Co-authorship network - Attributed dynamic embedding
====================================================

This tutorial illustrates an application of attributed unfolded
adjacency spectral embedding (AUASE) (Ceccherini et al., 2024). We use
the DBLP dataset (Ley et al., 2009) which is a co-authorship network
consisting of bibliography data from computer science from 1996 to 2009.
The attributes are derived from the abstracts and titles of the papers
published by an author within each time interval. For classification
tasks, we assign to each author a ground truth label, which is the
subject where most of their papers are published.

AUASE produces a dynamic embedding that combines information from the
network (i.e. edges) and node attributes. The resulting embedding is
more representative than the UASE embedding as it’s able to embed more
information in the same space. In this tutorial, we are going to
visualise AUASE embeddings and show how they outperform UASE ones with a
classification application.

Load dataset
------------

.. code:: ipython3

    # load the adjacency matrices
    As = [io.loadmat(f'data/DBLP/DBLP_adjs/adj_matrix_{i}_bin.mat')['A'].astype(np.float64) for i in range(9)]
    
    #load the attribute martices 
    files = glob.glob('data/DBLP/DBLP_att/word_count_matrix_*.npz')
    
    Cs = []
    for file in files:
        Cs.append(sparse.load_npz(file))
        
    # load labels 
    with open('data/DBLP/DBLP_labels.pkl', 'rb') as f:
        Z = pickle.load(f)

.. code:: ipython3

    n = As[0].shape[0]
    T = len(As)
    p = Cs[0].shape[1]
    # number of classes
    k = len(np.unique( [item for sublist in Z.values() for item in sublist]))-1
    
    print(f'Number of nodes: {n}')
    print(f'Number of time windows: {T}')
    print(f'Number of attributes: {p}')
    print(f'Number of classes: {k}')


.. parsed-literal::

    Number of nodes: 10092
    Number of time windows: 9
    Number of attributes: 4291
    Number of classes: 7


The data consists of :math:`T` binary adjacency matrices
:math:`\mathbf{A} \in \mathbb{R}^{n \times n}`, where there is an edge
between two nodes if two authors co-authored a publication in that year.
We also have :math:`T` attributes matrices
:math:`\mathbf{C} \in \mathbb{R}^{n \times p}` where :math:`p` is the
total number of words considered, and each row records how many times an
author used a word in their abstracts and titles. Finally, the label
:math:`\mathbf{Z}` is the subject where an author published most of
their papers in that year. These labels can change over time.

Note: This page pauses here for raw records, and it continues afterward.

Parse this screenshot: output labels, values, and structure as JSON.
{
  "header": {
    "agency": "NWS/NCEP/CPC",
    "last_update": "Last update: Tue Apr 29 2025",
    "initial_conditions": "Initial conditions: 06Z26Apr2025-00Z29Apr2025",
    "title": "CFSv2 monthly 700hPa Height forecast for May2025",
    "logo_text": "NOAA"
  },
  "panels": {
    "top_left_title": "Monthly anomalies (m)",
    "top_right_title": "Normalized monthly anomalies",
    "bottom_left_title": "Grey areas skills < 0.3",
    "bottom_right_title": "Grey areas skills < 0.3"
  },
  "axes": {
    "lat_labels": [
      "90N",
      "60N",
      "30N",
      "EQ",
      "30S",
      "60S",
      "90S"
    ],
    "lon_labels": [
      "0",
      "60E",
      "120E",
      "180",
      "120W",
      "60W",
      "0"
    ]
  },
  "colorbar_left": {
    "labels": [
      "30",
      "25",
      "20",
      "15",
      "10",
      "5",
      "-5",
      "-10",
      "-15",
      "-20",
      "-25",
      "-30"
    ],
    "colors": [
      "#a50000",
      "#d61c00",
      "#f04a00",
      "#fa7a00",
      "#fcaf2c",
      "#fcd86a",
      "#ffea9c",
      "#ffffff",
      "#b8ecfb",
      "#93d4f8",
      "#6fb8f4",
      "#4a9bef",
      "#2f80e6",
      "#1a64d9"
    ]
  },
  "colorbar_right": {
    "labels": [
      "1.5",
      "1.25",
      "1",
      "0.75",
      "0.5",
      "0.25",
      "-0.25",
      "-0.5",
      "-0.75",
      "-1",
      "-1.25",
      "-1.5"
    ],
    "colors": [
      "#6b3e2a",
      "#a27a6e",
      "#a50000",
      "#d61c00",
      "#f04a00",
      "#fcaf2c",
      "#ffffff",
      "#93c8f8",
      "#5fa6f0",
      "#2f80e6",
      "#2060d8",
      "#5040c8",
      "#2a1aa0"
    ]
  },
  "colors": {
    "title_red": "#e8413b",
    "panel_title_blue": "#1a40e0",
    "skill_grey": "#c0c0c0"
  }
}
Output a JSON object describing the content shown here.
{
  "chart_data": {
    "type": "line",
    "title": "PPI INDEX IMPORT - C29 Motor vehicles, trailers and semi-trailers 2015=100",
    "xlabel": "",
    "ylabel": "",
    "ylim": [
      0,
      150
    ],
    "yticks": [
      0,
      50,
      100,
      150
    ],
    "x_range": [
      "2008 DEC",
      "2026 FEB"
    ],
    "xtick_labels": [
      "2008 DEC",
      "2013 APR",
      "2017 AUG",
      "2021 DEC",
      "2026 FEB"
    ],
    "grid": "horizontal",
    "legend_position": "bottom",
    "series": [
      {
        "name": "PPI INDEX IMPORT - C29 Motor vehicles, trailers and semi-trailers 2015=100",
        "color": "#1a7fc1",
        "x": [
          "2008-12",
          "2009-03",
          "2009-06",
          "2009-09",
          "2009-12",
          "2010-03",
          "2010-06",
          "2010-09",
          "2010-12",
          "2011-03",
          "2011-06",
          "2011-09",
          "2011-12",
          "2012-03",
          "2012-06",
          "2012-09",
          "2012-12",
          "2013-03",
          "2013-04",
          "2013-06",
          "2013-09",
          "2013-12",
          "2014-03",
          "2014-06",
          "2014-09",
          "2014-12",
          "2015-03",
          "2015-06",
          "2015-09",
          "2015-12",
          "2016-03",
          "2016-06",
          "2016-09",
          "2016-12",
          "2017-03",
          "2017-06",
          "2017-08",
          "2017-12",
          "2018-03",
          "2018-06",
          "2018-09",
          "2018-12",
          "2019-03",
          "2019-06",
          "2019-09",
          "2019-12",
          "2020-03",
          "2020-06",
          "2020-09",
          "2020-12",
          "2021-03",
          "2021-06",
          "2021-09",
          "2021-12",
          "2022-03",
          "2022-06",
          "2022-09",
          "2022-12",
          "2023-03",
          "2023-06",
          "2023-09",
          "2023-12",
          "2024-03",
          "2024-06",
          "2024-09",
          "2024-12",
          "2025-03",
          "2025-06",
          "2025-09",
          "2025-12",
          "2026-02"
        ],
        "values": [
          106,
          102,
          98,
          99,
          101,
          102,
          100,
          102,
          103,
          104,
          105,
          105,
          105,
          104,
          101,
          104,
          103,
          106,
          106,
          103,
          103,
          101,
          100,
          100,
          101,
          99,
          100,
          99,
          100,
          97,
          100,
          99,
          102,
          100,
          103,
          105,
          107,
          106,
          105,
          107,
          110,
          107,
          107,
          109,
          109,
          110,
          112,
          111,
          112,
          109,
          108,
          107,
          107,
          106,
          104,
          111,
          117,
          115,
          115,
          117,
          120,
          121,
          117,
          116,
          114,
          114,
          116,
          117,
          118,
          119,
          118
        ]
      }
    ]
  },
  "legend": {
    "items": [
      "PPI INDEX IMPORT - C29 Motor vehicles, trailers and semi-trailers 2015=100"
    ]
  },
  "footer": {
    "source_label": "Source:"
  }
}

Embed the dynamic attributed network
------------------------------------

We compare the dynamic network embedding without attributes (UASE) with
the attributed embedding (AUASE). We use spherical projection for
visualisation and reduce the embedding to two dimensions using TSNE.

.. code:: ipython3

    # compute the embeddings
    d = 12
    AUASE_emb = eb.dyn_embed(As, Cs= Cs, alpha =0.7, norm = True, d=d, method="AUASE")
    UASE_emb = eb.dyn_embed(As, d=d, method="UASE")

.. code:: ipython3

    # compute the degree corrected embeddings
    AUASE_emb_dc = eb.degree_correction(AUASE_emb)
    UASE_emb_dc = eb.degree_correction(UASE_emb)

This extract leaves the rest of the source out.